My 90-year-old grandfather was the first person to teach me how to use a glucometer. He developed diabetes thirty years after his 3-vessel CABG, and the necessity of daily blood glucose checks seemed like an inevitable aspect of managing his new disease. As a diligent patient, he underwent the painful experience of pricking his finger and recording his measurements daily, and taught me how to help him as he lost dexterity with age. The experience left me questioning whether glucose monitoring is necessary for all patients with diabetes, especially older patients with late-onset, stable disease like my grandfather.
Diabetes mellitus is common disease among older adults; in the U.S., 1 in 4 persons over age 65 are affected. Cardiologists recognize diabetes management as integral to overall cardiovascular health. However in older adults, aggressive glycemic control can be burdensome and at times dangerous.
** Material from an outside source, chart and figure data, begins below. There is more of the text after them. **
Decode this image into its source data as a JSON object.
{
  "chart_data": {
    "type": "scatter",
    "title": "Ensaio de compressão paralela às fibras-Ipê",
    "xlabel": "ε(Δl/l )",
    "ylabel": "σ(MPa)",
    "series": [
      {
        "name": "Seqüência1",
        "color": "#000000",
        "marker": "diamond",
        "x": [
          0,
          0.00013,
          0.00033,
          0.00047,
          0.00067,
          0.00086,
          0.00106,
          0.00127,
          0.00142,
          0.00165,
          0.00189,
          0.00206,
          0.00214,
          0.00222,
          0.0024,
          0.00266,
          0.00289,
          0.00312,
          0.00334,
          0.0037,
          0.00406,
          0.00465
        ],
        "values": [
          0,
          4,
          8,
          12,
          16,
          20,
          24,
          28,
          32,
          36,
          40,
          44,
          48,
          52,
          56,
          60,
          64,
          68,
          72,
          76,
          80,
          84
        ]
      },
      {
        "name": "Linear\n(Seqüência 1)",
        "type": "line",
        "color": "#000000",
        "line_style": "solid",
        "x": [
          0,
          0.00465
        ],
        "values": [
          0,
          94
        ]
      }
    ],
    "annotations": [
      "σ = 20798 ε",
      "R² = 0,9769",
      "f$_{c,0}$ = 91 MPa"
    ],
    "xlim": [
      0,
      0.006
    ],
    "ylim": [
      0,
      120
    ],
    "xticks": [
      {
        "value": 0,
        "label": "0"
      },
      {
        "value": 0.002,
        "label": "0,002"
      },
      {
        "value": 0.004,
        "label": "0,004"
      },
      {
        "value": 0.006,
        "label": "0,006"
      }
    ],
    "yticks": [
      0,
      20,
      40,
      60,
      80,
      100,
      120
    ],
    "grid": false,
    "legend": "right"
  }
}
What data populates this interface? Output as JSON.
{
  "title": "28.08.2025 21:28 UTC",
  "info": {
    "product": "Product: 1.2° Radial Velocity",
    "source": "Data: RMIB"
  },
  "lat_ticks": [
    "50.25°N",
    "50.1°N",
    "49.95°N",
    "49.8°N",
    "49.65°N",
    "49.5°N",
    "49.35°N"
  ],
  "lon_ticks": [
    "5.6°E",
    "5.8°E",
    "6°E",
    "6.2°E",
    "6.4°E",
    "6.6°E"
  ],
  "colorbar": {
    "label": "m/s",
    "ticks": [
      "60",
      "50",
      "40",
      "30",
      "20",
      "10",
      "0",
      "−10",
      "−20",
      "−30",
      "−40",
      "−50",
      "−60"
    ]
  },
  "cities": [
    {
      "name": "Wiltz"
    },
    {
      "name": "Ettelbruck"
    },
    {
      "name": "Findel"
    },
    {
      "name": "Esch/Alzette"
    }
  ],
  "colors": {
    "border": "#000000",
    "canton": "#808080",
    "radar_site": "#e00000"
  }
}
Evidence from large randomized control trials including ADVANCE, ACCORD and VADT suggests that avoiding dangerously low blood sugars (hypoglycemia) may be more beneficial than achieving aggressively low hemoglobin a1c (HbA1c) targets. Based on available evidence, the American Geriatrics Society recommends higher Hba1c targets for older adults – between 7-8.5% depending on comorbidity burden and prognosis. There remains, however, a lack of strong evidence on the optimal frequency of home glucose monitoring in this group of patients. An individualized discussion the benefits, risks and alternatives provides a framework for this discussion.
There is a clear need to avoid hypoglycemia, and self-glucose monitoring may provide a mechanism to screen for low blood sugars. Accordingly, the Endocrine Society indicates that glucose monitoring may benefit type 2 diabetics taking medications that put them at risk for hypoglycemia, including insulin or sulfonylureas. This may be especially important during medication initiation or uptitration. However, in patients with stable disease with no clear risk for hypoglycemia, the Endocrine Society and the Society of General Internal Medicine both recommend against routine multiple daily self-glucose monitoring. Home monitoring is nonetheless overprescribed; CDC health behavior data indicate that a majority (63%) of non-insulin dependent diabetics are checking finger sticks at home at least daily, and Veterans Affairs data found that test strips were prescribed to a large number of patients with stable non-insulin type-2 diabetes. Potential harms associated with daily self-monitoring of blood glucose monitoring include pain of needle sticks, cost, and general therapeutic burden, all of which can adversely influence quality of life. While needle-free glucose monitors are a potentially promising alternative, they remain under development.
In summary, in the absence of clear guidelines, decisions about initiation, frequency and discontinuation of self-monitoring of blood glucose in older adults with type 2 non-insulin dependent diabetes requires an informed discussion between clinician and patient, with particular attention to patient goals. For most older patients with cardiovascular disease, in whom sulfonylureas should be avoided, routine glucose monitoring is reasonable for a brief period during medication titration, and subsequent intermittent monitoring may be helpful to determine whether symptoms of hypoglycemia correlate with low blood glucose. However, for most patients with stable disease on oral agents, discontinuing routine (daily) home glucose checks can improve quality of life and reduce health care costs.